Blog post courtesy of guest contributor, Tom Kludt.
I met George McGovern for the first time at the 2006 South Dakota Democratic Convention, where I was invited to sit next to the former senator and presidential candidate. A wide-eyed, recent high school graduate, I found the prospect of sitting next to the liberal lion–a personal hero of mine ever since I first opened a civics book—to be daunting, to say the least.
But I’ll never forget that introduction, when he flashed a disarming grin and leaned over to ask me where I was from. When I told him that I was a lifelong Huronian, he spoke glowingly of my stomping ground, a community that had been vexed by economic downturn and more than a few dubious episodes. “Huron looks good,” he said. “I think things are turning in its favor.” Before I knew it, we were both chatting effortlessly like a couple of old chums.

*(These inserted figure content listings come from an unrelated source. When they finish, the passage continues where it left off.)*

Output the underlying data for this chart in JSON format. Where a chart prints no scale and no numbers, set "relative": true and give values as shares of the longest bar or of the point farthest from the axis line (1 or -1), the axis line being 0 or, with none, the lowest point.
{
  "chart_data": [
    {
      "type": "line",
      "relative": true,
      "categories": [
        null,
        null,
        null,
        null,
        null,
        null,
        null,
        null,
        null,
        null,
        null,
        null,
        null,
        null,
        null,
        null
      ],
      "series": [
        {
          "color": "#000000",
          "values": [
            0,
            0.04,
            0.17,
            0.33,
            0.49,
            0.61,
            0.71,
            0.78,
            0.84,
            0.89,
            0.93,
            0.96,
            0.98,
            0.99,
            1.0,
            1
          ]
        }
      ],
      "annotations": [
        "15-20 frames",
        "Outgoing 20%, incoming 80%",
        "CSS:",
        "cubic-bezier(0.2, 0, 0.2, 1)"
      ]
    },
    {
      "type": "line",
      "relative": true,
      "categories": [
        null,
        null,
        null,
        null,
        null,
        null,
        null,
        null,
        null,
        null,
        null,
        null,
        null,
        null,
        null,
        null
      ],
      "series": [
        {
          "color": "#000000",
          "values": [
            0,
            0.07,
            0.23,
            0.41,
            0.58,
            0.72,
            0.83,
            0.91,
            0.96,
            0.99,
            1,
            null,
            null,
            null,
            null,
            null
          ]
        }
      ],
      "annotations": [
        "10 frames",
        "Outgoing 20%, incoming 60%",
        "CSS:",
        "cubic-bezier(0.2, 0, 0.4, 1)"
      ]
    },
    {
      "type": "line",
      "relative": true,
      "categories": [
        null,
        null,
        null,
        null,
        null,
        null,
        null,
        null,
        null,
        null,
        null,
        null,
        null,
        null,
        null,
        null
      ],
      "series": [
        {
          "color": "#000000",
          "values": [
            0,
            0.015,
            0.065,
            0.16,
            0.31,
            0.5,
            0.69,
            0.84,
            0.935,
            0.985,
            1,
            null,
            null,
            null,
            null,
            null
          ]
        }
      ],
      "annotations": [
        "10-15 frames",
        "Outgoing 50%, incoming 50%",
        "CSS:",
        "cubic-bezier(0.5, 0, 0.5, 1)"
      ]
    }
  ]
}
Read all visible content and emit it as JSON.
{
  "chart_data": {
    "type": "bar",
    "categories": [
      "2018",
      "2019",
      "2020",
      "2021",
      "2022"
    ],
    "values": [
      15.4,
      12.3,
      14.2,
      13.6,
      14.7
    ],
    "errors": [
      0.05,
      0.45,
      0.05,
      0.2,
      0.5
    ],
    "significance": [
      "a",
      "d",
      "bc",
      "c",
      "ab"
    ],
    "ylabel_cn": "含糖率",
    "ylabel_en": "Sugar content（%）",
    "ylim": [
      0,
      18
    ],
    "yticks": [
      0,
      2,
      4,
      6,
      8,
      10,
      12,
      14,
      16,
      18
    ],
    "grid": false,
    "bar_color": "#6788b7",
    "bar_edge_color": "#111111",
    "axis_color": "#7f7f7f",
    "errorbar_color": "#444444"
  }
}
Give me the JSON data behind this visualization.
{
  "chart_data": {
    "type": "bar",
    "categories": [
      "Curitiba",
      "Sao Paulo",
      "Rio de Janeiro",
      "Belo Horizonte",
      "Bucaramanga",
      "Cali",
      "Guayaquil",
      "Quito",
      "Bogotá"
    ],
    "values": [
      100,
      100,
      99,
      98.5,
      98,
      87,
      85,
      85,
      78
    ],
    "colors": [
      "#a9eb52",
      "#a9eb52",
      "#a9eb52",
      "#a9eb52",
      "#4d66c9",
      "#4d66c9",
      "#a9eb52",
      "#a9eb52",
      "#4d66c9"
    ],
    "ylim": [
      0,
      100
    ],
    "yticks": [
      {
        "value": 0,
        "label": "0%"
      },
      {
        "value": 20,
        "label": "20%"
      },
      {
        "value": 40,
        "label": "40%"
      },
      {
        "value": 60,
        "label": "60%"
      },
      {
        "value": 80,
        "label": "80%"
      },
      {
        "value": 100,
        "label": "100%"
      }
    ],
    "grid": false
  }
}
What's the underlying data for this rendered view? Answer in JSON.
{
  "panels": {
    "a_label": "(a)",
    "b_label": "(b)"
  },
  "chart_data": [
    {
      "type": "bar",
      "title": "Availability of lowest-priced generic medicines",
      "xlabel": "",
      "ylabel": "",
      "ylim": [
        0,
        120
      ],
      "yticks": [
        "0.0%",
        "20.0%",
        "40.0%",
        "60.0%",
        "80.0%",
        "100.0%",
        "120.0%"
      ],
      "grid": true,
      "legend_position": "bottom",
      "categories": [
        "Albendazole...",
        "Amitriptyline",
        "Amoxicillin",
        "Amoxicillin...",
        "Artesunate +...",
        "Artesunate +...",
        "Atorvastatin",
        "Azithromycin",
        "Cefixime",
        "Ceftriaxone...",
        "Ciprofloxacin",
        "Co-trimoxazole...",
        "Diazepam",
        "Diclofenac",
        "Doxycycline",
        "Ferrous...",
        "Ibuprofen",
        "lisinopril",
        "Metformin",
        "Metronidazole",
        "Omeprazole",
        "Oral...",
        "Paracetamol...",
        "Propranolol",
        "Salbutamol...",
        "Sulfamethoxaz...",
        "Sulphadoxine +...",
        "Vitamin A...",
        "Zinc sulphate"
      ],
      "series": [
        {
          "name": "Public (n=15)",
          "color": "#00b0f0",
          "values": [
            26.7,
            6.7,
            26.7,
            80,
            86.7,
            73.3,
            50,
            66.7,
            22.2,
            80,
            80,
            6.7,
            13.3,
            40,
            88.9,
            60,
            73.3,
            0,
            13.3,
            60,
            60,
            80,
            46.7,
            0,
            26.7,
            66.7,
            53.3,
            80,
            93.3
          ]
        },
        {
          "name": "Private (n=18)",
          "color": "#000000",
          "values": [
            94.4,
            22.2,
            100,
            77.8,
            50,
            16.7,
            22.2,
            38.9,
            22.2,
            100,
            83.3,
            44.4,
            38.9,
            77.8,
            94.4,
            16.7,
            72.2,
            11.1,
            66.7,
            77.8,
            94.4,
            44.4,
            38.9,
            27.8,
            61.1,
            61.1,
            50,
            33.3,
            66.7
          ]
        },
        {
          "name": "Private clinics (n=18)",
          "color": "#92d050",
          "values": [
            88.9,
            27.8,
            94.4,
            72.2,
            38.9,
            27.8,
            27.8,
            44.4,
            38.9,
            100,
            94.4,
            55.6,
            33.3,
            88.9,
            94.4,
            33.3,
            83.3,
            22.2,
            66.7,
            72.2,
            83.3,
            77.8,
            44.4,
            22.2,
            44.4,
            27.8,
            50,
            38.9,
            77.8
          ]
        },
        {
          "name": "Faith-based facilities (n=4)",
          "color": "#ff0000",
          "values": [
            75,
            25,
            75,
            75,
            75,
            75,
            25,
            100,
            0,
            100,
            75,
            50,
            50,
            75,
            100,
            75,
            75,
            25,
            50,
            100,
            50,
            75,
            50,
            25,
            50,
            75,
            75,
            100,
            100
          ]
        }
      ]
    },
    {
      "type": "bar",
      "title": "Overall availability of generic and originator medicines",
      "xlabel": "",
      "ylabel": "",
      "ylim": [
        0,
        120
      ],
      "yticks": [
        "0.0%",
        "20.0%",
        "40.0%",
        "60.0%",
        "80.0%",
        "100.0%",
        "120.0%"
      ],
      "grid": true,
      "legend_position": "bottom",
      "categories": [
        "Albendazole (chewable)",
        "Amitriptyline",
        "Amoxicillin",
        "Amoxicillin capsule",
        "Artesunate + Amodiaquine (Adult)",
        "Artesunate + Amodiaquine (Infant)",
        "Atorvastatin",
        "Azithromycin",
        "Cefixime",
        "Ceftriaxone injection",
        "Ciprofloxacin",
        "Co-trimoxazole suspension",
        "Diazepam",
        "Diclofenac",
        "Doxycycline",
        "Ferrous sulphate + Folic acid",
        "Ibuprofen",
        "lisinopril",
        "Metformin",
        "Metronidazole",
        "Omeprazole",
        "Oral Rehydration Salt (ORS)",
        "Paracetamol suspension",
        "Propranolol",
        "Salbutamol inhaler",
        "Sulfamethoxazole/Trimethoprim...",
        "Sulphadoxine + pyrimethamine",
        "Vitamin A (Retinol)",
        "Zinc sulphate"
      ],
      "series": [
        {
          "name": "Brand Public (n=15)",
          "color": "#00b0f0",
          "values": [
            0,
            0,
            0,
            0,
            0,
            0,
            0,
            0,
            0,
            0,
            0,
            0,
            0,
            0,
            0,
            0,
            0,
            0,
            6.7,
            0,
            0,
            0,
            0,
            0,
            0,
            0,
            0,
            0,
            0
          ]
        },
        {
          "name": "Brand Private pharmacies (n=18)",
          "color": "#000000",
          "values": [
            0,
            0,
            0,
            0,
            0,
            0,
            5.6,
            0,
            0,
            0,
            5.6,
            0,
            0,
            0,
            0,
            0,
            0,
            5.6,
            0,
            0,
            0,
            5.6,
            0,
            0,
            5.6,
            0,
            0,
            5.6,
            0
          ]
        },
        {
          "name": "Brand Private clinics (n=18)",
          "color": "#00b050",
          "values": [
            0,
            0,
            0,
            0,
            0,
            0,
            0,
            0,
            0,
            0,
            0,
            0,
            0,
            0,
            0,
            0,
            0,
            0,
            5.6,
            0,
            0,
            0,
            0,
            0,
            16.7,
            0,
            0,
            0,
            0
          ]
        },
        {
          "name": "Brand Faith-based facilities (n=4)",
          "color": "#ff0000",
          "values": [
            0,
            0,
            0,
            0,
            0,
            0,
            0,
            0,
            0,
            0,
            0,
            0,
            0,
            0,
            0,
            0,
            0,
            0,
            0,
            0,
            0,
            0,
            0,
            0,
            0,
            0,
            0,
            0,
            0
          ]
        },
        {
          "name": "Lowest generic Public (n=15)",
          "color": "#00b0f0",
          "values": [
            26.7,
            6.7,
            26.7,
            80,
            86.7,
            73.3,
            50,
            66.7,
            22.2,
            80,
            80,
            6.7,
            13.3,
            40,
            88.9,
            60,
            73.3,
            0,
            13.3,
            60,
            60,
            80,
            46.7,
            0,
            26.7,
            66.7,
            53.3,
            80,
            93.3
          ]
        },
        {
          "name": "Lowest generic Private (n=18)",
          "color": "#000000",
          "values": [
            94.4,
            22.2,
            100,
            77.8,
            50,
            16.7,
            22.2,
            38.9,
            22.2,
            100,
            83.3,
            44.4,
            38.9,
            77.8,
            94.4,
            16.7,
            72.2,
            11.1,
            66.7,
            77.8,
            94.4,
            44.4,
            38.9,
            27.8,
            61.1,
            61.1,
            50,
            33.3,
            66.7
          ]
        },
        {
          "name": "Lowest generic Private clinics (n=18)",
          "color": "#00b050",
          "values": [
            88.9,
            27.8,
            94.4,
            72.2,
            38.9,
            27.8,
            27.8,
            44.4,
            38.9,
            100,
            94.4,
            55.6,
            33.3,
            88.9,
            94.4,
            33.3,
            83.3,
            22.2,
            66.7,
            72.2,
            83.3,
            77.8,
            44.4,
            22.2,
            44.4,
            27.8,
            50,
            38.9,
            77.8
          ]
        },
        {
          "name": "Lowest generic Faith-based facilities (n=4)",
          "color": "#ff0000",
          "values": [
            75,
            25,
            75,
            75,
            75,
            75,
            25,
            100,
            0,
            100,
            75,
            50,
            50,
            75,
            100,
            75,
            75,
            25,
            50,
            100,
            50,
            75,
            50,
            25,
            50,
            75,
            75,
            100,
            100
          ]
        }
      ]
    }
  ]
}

Sincerity just sounds different, and that conversation with Sen. McGovern definitely felt like he was paying me more than perfunctory lip service. Underlying his words was a genuine concern for the well-being of Huron and its residents, as well as in what I had to say. It was the type of earnest dialogue for which he is rightly revered, and to which today’s politicians ought to aspire. Our country would have been lucky to have him serve as president; South Dakota is lucky to call him our greatest statesman.